The record was one of thirty-one that Hamilton got into the country Top 40 between 1960 and 1973. I have to admit that his work is mostly unfamiliar to me, and I may correct that. While in Abilene, we could also have listened to Bobby Bare’s 1963 cover of the same song, Dave Alvin’s similarly titled but entirely different song from 1998 or Lightnin’ Hopkins’ “Way Out In Abilene,” which showed up for me on a 1973 album titled Legacy of the Blues, Vol. 12.

We head east along Interstate 20, now getting into parts of Texas I’ve seen, even if I don’t know them well. Eventually, we make it to the Dallas-Fort Worth Metroplex, and the first tune we come across is the 1984 single “Does Fort Worth Ever Cross Your Mind” by George Strait. His gal has gone to Dallas, not far away in miles, but far enough in culture. My take on the two cities – and the Texas Gal generally agrees – is that Dallas is a city that mixes Eastern and Southern cultures in a kind of uneasy truce, while Fort Worth, just thirty or so miles away, is a Western city, and the gap between the two is greater than the distance.

Strait’s record went to No. 1 on the country chart, one of an incomprehensible number of country hits in his column. (My copy of the Billboard Book of Top Country Hits goes through 2005, and Strait’s total at the time the book came out was eighty; All Music lists at least twenty country hits for Strait since then.) As we leave Fort Worth, we’ll skip Dallas and head south, but as we do, we can listen to Lee Hazlewood’s ‘Fort Worth” from 1968 and what seems to be an obscure single by Steely Dan from 1972 titled “Dallas.”

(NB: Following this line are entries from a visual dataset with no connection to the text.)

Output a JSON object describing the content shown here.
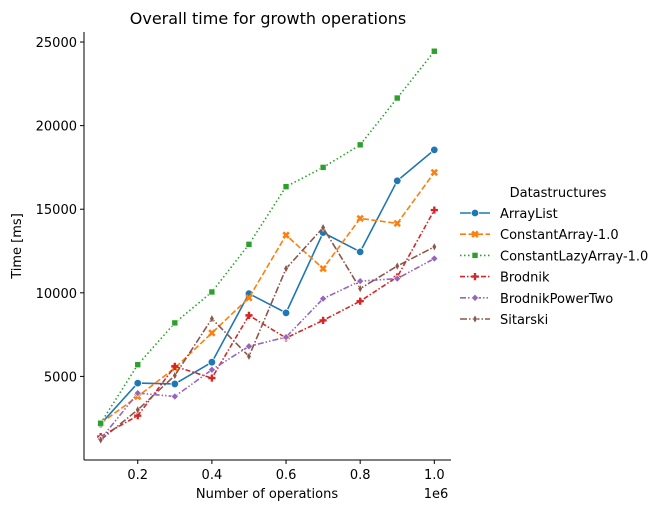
{
  "chart_data": {
    "type": "line",
    "title": "Overall time for growth operations",
    "xlabel": "Number of operations",
    "ylabel": "Time [ms]",
    "x_offset_label": "1e6",
    "x": [
      0.1,
      0.2,
      0.3,
      0.4,
      0.5,
      0.6,
      0.7,
      0.8,
      0.9,
      1.0
    ],
    "x_ticks": [
      "0.2",
      "0.4",
      "0.6",
      "0.8",
      "1.0"
    ],
    "y_ticks": [
      "5000",
      "10000",
      "15000",
      "20000",
      "25000"
    ],
    "xlim": [
      0.055,
      1.045
    ],
    "ylim": [
      0,
      25600
    ],
    "grid": false,
    "legend_placement": "right",
    "legend_title": "Datastructures",
    "series": [
      {
        "name": "ArrayList",
        "color": "#1f77b4",
        "dash": "solid",
        "marker": "circle",
        "values": [
          2150,
          4600,
          4550,
          5850,
          9950,
          8800,
          13600,
          12450,
          16700,
          18550
        ]
      },
      {
        "name": "ConstantArray-1.0",
        "color": "#ff7f0e",
        "dash": "dashed",
        "marker": "x",
        "values": [
          2200,
          3800,
          5500,
          7600,
          9700,
          13450,
          11450,
          14450,
          14150,
          17200
        ]
      },
      {
        "name": "ConstantLazyArray-1.0",
        "color": "#2ca02c",
        "dash": "dotted",
        "marker": "square",
        "values": [
          2200,
          5700,
          8200,
          10050,
          12900,
          16350,
          17500,
          18850,
          21650,
          24450
        ]
      },
      {
        "name": "Brodnik",
        "color": "#d62728",
        "dash": "dashdot",
        "marker": "plus",
        "values": [
          1400,
          2650,
          5600,
          4900,
          8650,
          7300,
          8350,
          9500,
          10950,
          14950
        ]
      },
      {
        "name": "BrodnikPowerTwo",
        "color": "#9467bd",
        "dash": "dashdotdot",
        "marker": "diamond",
        "values": [
          1250,
          4000,
          3800,
          5400,
          6800,
          7350,
          9650,
          10700,
          10850,
          12050
        ]
      },
      {
        "name": "Sitarski",
        "color": "#8c564b",
        "dash": "longdash",
        "marker": "thindiamond",
        "values": [
          1200,
          3000,
          5050,
          8450,
          6200,
          11450,
          13900,
          10250,
          11600,
          12750
        ]
      }
    ]
  }
}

About ninety miles out of Fort Worth, we reach Waco and the Brazos River, where Billy Walker’s bandito was urging himself on in 1964’s “Cross The Brazos At Waco.”

The record went to No. 2 on the country chart and bubbled under the Hot 100 at No. 128. “Cross The Brazos . . .” was one of thirty-eight records Walker put into the country Top 40 between 1954 and 1976. As we cross the Brazos and prepare to leave Waco, we can listen to Ronnie Dunn’s “How Far To Waco” from his 2011 solo album.

The road bends slightly to the southwest, and 180 miles later, we find ourselves in San Antonio. Bob Wills & His Texas Playboys released two versions of one of his most famous songs: “San Antonio Rose” in 1938 had a traditional string band arrangement, while “New San Antonio Rose” in 1940 added horns and some odd vocal embellishments, but the two were essentially the same song.

As we head through San Antonio, we choose the instrumental “San Antonio Rose” by pianist Floyd Cramer. The 1961 single was the most successful of the records we’re listening to today: It went to No. 8 on both the country and pop charts and to No. 3 on the adult contemporary chart. There are no doubt other tunes about San Antonio, but they’re not on the digital shelves here, and as we drive southwest out of town, we listen to versions of Wills’ tune by Patsy Cline and Leon Russell.

Our last stop today is another 150 or so miles to the south: Laredo, right on the Rio Grande, celebrated in one of the great traditional American songs. The version of “Streets of Laredo” that we hear today is by Willie Nelson, found on his 1968 album Texas In My Soul. Oddly enough, no version of the song has hit the country Top 40, but a version by Johnny Cash bubbled under the Hot 100 at No. 124 in 1965. (The tale of “Streets of Laredo,” as gathered at Wikipedia, is quite interesting.)

And if we’re in a mood for some different Laredo music as we reach the Rio Grande, there’s always the “Nuevo Laredo Polka” by Gilberto López, a 1950 track. And casting regretful thoughts toward records about El Paso, Houston, Brownsville, Galveston and more, we come to a stopping place.